Soigner à l’aide d’un robot un trouble dont l’un des principaux symptômes est un défaut de communication humaine, cela pourrait sembler paradoxal… Et pourtant, depuis bientôt 20 ans, plusieurs expériences montrent les effets bénéfiques de la robotique sur les personnes atteintes du trouble du spectre autistique - du projet séminal « Aurora » initié dès 1998 en Angleterre à « Robokind », centré sur des temps de jeux en 2012 au Portugal. Mais depuis 2014, c’est à Nantes qu’on innove en la matière grâce aux ateliers Rob’autisme. Leur originalité ? Une rencontre inédite entre les mondes de la psychothérapie, de la robotique et de l’art incarnée par un partenariat CHU de Nantes / Stereolux / association Robots ! / Ecole Centrale.

Nao à la rescousse

Les prémices de l’aventure remontent à 2012, quand l’orthophoniste Rénald Gaboriau de l’hôpital de jour du CHU contacte Stereolux pour enrichir ses ateliers à destination de jeunes autistes du savoir-faire d’une artiste sonore, Cécile Liège. Deux ans plus tard, une dimension est adjointe au projet avec l’arrivée de Sophie Sakka (professeure chercheuse à Centrale Nantes, responsable de l’association Robots!) et des robots humanoïdes Nao. Du haut de ses 58 cm, Nao est déjà une petite légende, réputé pour sa dextérité sans pareil (il danse !) et ses gentils grands yeux. Avec Rob’autisme, on lui découvre de nouvelles qualités : thérapeutiques.

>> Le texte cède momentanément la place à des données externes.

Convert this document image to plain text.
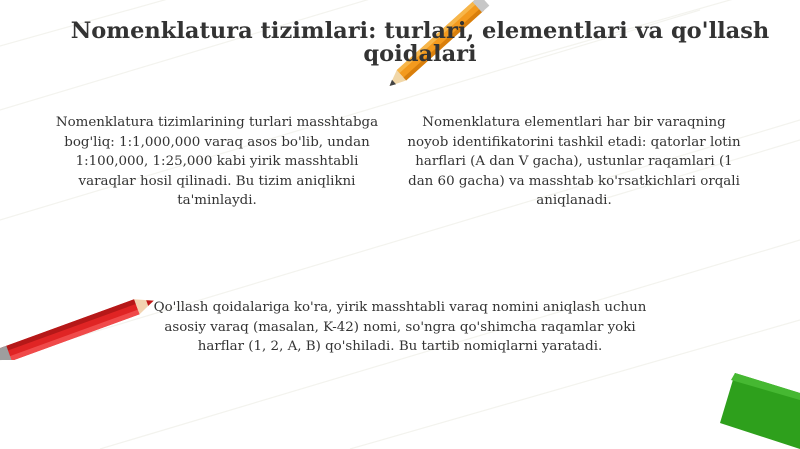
Nomenklatura tizimlari: turlari, elementlari va qo'llash qoidalari
Nomenklatura tizimlarining turlari masshtabga bog'liq: 1:1,000,000 varaq asos bo'lib, undan 1:100,000, 1:25,000 kabi yirik masshtabli varaqlar hosil qilinadi. Bu tizim aniqlikni ta'minlaydi.
Nomenklatura elementlari har bir varaqning noyob identifikatorini tashkil etadi: qatorlar lotin harflari (A dan V gacha), ustunlar raqamlari (1 dan 60 gacha) va masshtab ko'rsatkichlari orqali aniqlanadi.
Qo'llash qoidalariga ko'ra, yirik masshtabli varaq nomini aniqlash uchun asosiy varaq (masalan, K-42) nomi, so'ngra qo'shimcha raqamlar yoki harflar (1, 2, A, B) qo'shiladi. Bu tartib nomiqlarni yaratadi.
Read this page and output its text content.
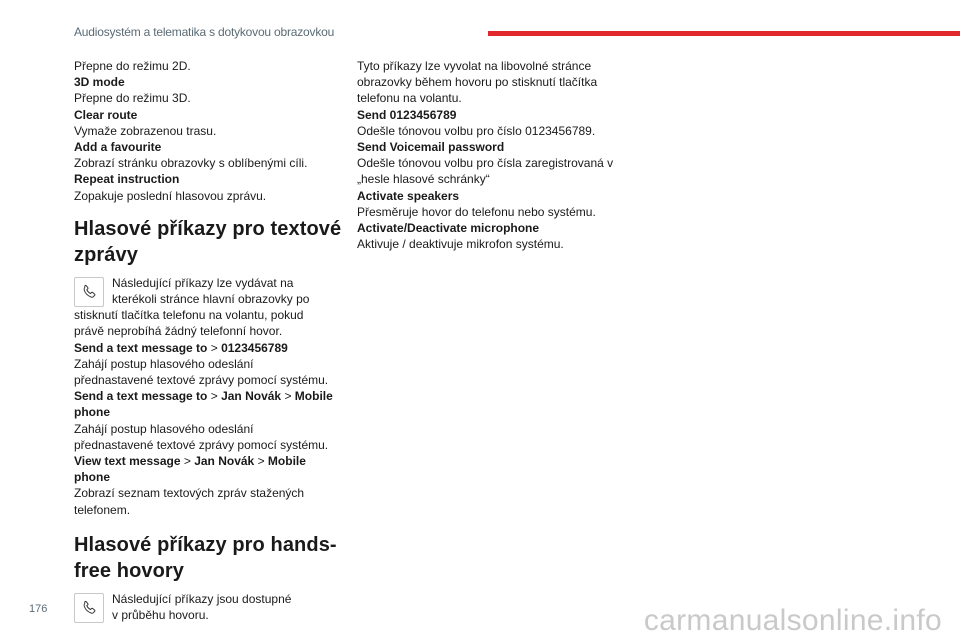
Audiosystém a telematika s dotykovou obrazovkou
Přepne do režimu 2D.
3D mode
Přepne do režimu 3D.
Clear route
Vymaže zobrazenou trasu.
Add a favourite
Zobrazí stránku obrazovky s oblíbenými cíli.
Repeat instruction
Zopakuje poslední hlasovou zprávu.
Hlasové příkazy pro textové
zprávy
Následující příkazy lze vydávat na
kterékoli stránce hlavní obrazovky po
stisknutí tlačítka telefonu na volantu, pokud
právě neprobíhá žádný telefonní hovor.
Send a text message to > 0123456789
Zahájí postup hlasového odeslání
přednastavené textové zprávy pomocí systému.
Send a text message to > Jan Novák > Mobile
phone
Zahájí postup hlasového odeslání
přednastavené textové zprávy pomocí systému.
View text message > Jan Novák > Mobile
phone
Zobrazí seznam textových zpráv stažených
telefonem.
Hlasové příkazy pro hands-
free hovory
Následující příkazy jsou dostupné
v průběhu hovoru.
Tyto příkazy lze vyvolat na libovolné stránce
obrazovky během hovoru po stisknutí tlačítka
telefonu na volantu.
Send 0123456789
Odešle tónovou volbu pro číslo 0123456789.
Send Voicemail password
Odešle tónovou volbu pro čísla zaregistrovaná v
„hesle hlasové schránky“
Activate speakers
Přesměruje hovor do telefonu nebo systému.
Activate/Deactivate microphone
Aktivuje / deaktivuje mikrofon systému.
176	carmanualsonline.info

Un vrai travail de création

Reconduit pour la troisième année, le projet accueille six adolescents autistes lors de 10 séances au CHU pour élaborer la création sonore, ainsi que 10 séances à Stereolux pour apprendre à utiliser le logiciel permettant de contrôler Nao. Une première pour un public spécifique. Ils le font parler (en enregistrant leur propres voix), se déplacer, bouger les bras, la tête... En juin 2015, les ateliers donnent lieu à un spectacle basé sur l'album Une histoire à quatre voix d'Anthony Brown ; en 2016, à un autre spectacle plus complet où les enfants écrivent eux-mêmes l’histoire qu’ils mettent ensuite en musique, en bruitages et en mouvements.

Des résultats inespérés

Dès les premières séances d’ateliers, des progrès spectaculaires sont constatés, dépassant les espérances des professionnels de santé.

Les enfants communiquent mieux au sein de leur groupe (le travail sur Nao s’effectue en binôme) et sont fiers de pouvoir montrer leurs compétences.

Ils parlent plus posément, se concentrent mieux, et collaborent… Des bénéfices pouvant s’expliquer par un phénomène de transfert. Le robot, support rassurant et ludique, devient une sorte d’extension des enfants qui, de fait, se sentent en sécurité. Ils ont le droit à l’erreur et peuvent exprimer des choses qu'ils n'oseraient pas dire autrement. En un mot, Nao les désinhibe. Et désinhibe la communauté scientifique.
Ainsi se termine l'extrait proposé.